Many heartburn (acid reflux) medications are proton pump inhibitors (PPIs). New research studies show that heartburn medications, such as Prilosec, Nexium and Prevacid can increase your risk for fractures. The FDA warns that OTC (over-the-counter) PPIs shouldn’t be taken more than 14 days at a time for heartburn, and a 14 day regimen of the medication should not be repeated more than 3 times in a year’s time.
The FDA is going to require that the makers of PPIs to carry warnings for increased fracture risks on people taking these medications. Likewise, the FDA has also suggested that consumers discontinue taking these heartburn medications until they have been told by their doctors that it is safe to take them.

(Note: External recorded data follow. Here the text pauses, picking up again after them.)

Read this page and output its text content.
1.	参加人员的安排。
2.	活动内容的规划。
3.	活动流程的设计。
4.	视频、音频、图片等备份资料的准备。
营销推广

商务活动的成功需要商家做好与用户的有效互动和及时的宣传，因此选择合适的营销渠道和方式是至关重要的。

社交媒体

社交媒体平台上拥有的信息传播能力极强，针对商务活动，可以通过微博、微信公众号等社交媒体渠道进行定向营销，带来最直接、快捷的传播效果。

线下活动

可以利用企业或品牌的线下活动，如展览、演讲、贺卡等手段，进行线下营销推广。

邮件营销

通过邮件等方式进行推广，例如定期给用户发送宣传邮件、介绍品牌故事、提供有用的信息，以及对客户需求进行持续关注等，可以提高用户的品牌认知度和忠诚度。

Many people suffer daily with acid reflux, and take the OTC brands with or without their physician’s knowledge. Many don’t get relief from one tablet or capsule and take two daily. This can be serious in more ways than one. Besides being at risk for fractures, the individuals taking large doses of PPIs run the risk of making their heartburn worse.
How proton pump inhibitors work
We have pumps in our stomach and duodenum which secrete stomach acid. PPIs block the production of stomach acid. These types of drugs turn off the acid pumps, thereby reducing of stomach acid into the esophagus. PPIs are often prescribed by doctors to decrease the secretion of stomach acid as a form of treatment for stomach acids and acid reflux. The problem with PPIs is that they are often overused. The overuse of medications like Nexium, Aciphex, Prilosec and Prevacid can create more discomfort from heartburn.

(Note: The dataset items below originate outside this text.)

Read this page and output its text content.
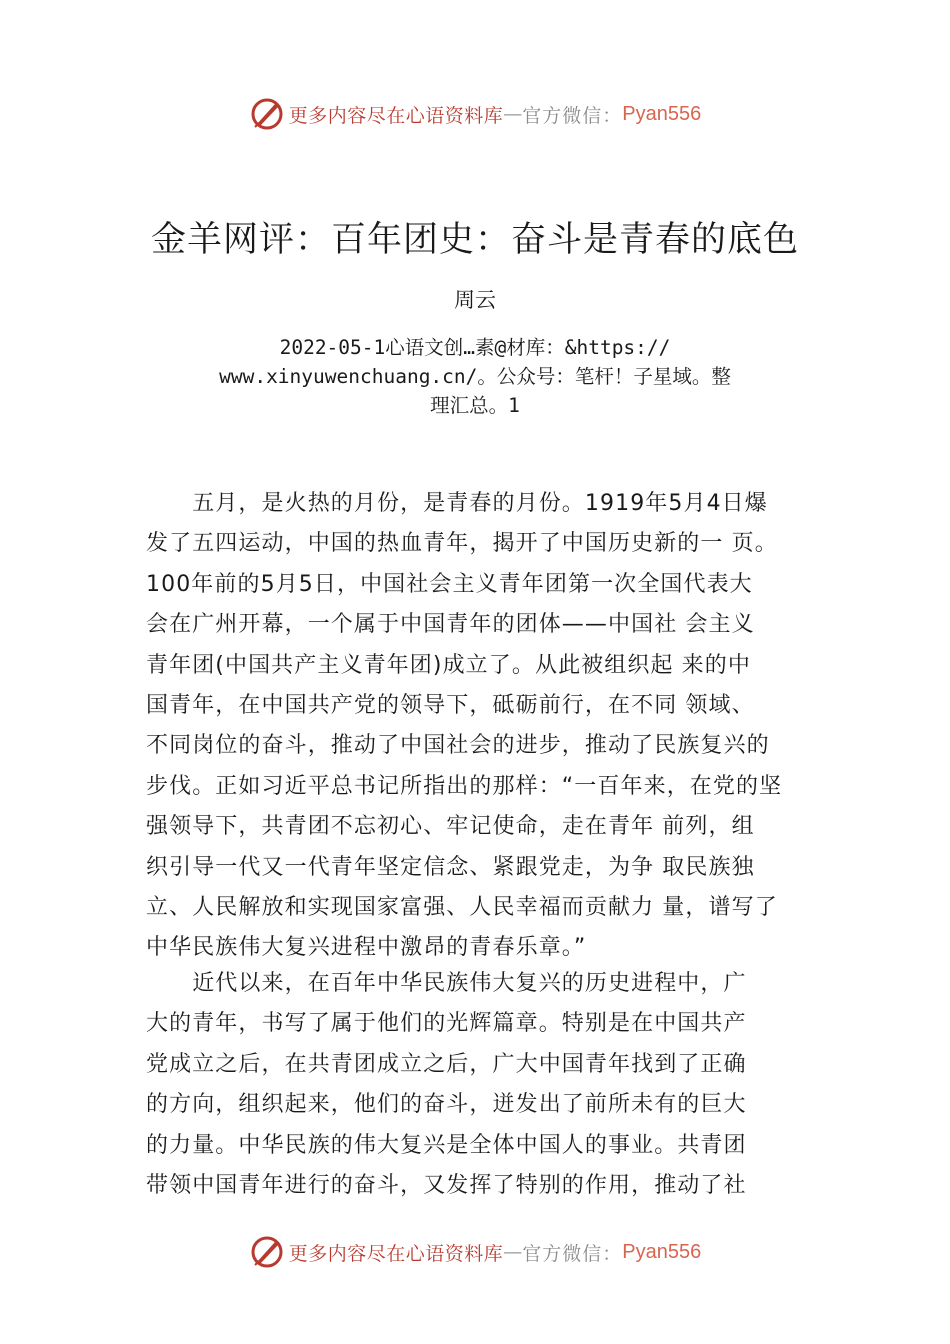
更多内容尽在心语资料库 — 官方微信： Pyan556
金羊网评：百年团史：奋斗是青春的底色
周云
2022-05-1心语文创…素@材库：&https://
www.xinyuwenchuang.cn/。公众号：笔杆！子星域。整
理汇总。1
　　五月，是火热的月份，是青春的月份。1919年5月4日爆
发了五四运动，中国的热血青年，揭开了中国历史新的一 页。
100年前的5月5日，中国社会主义青年团第一次全国代表大
会在广州开幕，一个属于中国青年的团体——中国社 会主义
青年团(中国共产主义青年团)成立了。从此被组织起 来的中
国青年，在中国共产党的领导下，砥砺前行，在不同 领域、
不同岗位的奋斗，推动了中国社会的进步，推动了民族复兴的
步伐。正如习近平总书记所指出的那样：“一百年来，在党的坚
强领导下，共青团不忘初心、牢记使命，走在青年 前列，组
织引导一代又一代青年坚定信念、紧跟党走，为争 取民族独
立、人民解放和实现国家富强、人民幸福而贡献力 量，谱写了
中华民族伟大复兴进程中激昂的青春乐章。”
　　近代以来，在百年中华民族伟大复兴的历史进程中，广
大的青年，书写了属于他们的光辉篇章。特别是在中国共产
党成立之后，在共青团成立之后，广大中国青年找到了正确
的方向，组织起来，他们的奋斗，迸发出了前所未有的巨大
的力量。中华民族的伟大复兴是全体中国人的事业。共青团
带领中国青年进行的奋斗，又发挥了特别的作用，推动了社
更多内容尽在心语资料库 — 官方微信： Pyan556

Do PPIs increase the risk for bone fractures?
Researchers believe that people who take PPIs are at risk for bone fractures. It’s not the medication that causes the fractures, but it is the lack of stomach acid that is believed to be connected to increased risk of fractures. Our stomach acid does more than aid in digestion; the acids also protect us from pathogens. A decreased amount of stomach acid can interfere with calcium absorption, which weakens the bones. When the matrix of bone is compromised by decreased amounts of calcium, individuals could be at risk for fractures.

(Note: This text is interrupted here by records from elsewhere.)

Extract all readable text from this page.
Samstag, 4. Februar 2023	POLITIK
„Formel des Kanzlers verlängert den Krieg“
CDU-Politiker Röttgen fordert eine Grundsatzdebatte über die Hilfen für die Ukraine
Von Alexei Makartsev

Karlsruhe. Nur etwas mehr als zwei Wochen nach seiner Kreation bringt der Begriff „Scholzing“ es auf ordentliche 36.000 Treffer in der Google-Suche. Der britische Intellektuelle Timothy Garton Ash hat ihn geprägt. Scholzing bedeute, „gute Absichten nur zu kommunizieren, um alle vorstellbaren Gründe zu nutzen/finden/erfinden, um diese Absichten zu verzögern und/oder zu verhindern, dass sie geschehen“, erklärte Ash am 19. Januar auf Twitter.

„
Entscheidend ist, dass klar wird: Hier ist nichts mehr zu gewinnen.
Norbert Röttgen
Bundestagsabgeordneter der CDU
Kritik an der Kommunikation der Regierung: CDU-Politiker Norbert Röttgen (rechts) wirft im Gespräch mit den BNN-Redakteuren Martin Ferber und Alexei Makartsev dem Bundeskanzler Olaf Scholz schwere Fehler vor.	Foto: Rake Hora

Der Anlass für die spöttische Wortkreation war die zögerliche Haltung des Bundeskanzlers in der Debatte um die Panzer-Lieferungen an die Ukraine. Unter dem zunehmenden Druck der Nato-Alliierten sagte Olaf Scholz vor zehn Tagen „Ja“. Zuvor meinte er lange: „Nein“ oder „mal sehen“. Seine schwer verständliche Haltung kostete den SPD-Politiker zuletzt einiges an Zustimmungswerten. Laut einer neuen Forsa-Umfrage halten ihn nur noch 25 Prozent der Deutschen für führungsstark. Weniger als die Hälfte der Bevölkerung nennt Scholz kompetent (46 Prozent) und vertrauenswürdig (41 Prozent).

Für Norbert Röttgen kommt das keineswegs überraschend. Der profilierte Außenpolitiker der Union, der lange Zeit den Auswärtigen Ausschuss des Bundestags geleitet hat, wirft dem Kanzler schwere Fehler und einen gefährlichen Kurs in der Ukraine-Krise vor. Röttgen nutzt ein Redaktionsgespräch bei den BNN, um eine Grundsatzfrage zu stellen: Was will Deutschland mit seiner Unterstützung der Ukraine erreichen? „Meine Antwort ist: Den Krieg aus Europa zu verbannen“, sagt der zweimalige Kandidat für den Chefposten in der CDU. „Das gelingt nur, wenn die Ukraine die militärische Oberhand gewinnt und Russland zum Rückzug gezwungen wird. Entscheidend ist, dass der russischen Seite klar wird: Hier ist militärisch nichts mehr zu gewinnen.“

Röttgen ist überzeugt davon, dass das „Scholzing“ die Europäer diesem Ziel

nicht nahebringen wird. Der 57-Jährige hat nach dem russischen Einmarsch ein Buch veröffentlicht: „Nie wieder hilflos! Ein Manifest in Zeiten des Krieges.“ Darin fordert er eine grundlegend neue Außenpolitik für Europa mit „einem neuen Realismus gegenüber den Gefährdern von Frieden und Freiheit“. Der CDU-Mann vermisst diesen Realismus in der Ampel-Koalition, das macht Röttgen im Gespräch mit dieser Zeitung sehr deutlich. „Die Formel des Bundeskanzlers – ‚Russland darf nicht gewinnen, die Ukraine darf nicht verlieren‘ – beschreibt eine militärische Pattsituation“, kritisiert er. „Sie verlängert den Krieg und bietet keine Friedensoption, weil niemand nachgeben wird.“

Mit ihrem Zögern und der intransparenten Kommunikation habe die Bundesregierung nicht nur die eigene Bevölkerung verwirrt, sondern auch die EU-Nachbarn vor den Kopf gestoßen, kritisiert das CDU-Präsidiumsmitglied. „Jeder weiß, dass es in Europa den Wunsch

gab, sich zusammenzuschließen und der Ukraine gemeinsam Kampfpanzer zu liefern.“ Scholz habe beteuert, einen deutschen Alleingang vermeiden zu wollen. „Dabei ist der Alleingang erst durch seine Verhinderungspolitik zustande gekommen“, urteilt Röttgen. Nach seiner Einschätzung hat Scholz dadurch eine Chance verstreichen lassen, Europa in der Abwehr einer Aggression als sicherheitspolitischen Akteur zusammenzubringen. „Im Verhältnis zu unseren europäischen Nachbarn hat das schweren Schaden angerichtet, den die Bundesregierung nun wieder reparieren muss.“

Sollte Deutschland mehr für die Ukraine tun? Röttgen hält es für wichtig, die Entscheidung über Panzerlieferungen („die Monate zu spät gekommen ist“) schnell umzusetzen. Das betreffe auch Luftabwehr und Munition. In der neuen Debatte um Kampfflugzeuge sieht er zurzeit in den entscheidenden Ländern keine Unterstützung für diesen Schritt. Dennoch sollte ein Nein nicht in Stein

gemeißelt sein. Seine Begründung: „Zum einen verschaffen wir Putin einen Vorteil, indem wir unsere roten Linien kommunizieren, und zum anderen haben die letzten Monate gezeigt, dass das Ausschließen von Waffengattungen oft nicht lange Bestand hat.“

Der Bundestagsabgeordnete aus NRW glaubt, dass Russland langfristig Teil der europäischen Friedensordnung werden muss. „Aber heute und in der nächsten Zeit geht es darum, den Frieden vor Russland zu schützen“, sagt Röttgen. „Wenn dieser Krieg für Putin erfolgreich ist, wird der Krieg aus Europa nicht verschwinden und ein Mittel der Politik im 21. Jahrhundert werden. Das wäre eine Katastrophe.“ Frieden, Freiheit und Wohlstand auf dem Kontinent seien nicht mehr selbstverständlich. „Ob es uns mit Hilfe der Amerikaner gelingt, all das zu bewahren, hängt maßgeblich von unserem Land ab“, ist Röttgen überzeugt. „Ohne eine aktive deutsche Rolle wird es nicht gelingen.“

Who is at risk for bone fractures?
Oftentimes, elderly individuals have stomach problems that are treated with either prescription or over-the-counter PPI preparations. Elderly people are much more vulnerable to hip and wrist fractures, due to falls. Someone with strong bones would be less likely to suffer from fractures, if they should fall.
The risk of fractures increases in postmenopausal women who regularly take PPI medications. Individuals taking PPI medications should use a lower dose. Studies indicate that lower doses of PPIs are just as effective as the higher does; in other words, higher does won’t relieve the discomfort of heartburn any more effectively than the lower dose would.
Physicians are advised to exercise great caution when they prescribe PPI medications to their patients. Every year pharmacies fill more than 113 million prescriptions. Even if the doctors do exercise caution in prescribing PPIs, if a person thinks they have heartburn, he/she is likely to go to the nearest drug store and pick a box of the medication off the shelf to self-medicate. Thus, the individual could be causing a vicious cycle of heartburn, because if there isn’t enough stomach acid being produced, the individual is very likely to feel discomfort in the epigastric region that feels exactly like acid reflux. All too often, people self-medicate with PPIs unnecessarily.